Forward-Looking Statement Disclaimer
This news release contains forward-looking
statements. You can identify these statements by our use of words such as "may," "expect," "believe,"
"anticipate," "intend," "could," "estimate," "continue," "plans,"
or their negatives or cognates. These statements are only estimates and predictions and are subject to known and unknown risks
and uncertainties that may cause actual future experience and results to differ materially from the statements made. These statements
are based on our current beliefs and expectations as to such future outcomes. Drug discovery and development involve a
high degree of risk.

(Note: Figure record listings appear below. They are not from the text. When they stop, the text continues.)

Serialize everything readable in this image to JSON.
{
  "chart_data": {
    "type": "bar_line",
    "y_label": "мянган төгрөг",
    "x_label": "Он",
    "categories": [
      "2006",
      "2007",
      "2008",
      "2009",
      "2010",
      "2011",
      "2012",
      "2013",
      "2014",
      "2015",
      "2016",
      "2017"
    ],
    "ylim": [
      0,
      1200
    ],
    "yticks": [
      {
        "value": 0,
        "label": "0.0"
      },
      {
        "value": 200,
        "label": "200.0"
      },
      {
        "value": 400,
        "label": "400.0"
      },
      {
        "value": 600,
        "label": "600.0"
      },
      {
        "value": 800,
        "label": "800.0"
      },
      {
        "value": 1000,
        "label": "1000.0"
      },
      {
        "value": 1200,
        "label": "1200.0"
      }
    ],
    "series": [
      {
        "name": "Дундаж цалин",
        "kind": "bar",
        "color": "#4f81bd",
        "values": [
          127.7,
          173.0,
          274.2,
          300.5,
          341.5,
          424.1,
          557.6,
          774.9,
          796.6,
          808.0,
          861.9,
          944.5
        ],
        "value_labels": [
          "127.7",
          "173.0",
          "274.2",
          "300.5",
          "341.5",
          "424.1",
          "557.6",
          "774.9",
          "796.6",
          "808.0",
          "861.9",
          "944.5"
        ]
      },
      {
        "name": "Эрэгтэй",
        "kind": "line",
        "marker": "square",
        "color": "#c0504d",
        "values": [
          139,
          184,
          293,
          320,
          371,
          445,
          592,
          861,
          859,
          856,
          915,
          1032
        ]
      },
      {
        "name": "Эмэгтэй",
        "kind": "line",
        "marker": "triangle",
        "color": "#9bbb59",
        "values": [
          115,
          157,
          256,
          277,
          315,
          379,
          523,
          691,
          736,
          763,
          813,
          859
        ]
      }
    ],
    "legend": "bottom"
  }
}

Factors that might cause such a material difference include, among others, uncertainties related to the ability
to raise additional capital, uncertainties related to the ability to attract and retain partners for our technologies, the identification
of lead compounds, the successful preclinical development thereof, the completion of clinical trials, the FDA review process and
other government regulation, the volatile market for priority review vouchers, our pharmaceutical collaborators' ability to successfully
develop and commercialize drug candidates, competition from other pharmaceutical companies, product pricing and third-party reimbursement.
A complete description of risks and uncertainties related to our business is contained in our periodic reports filed with the
Securities and Exchange Commission including our Form 10-K for the year ended December 31, 2017. These forward-looking statements
are made only as of the date hereof, and we disclaim any obligation to update any such forward-looking statements.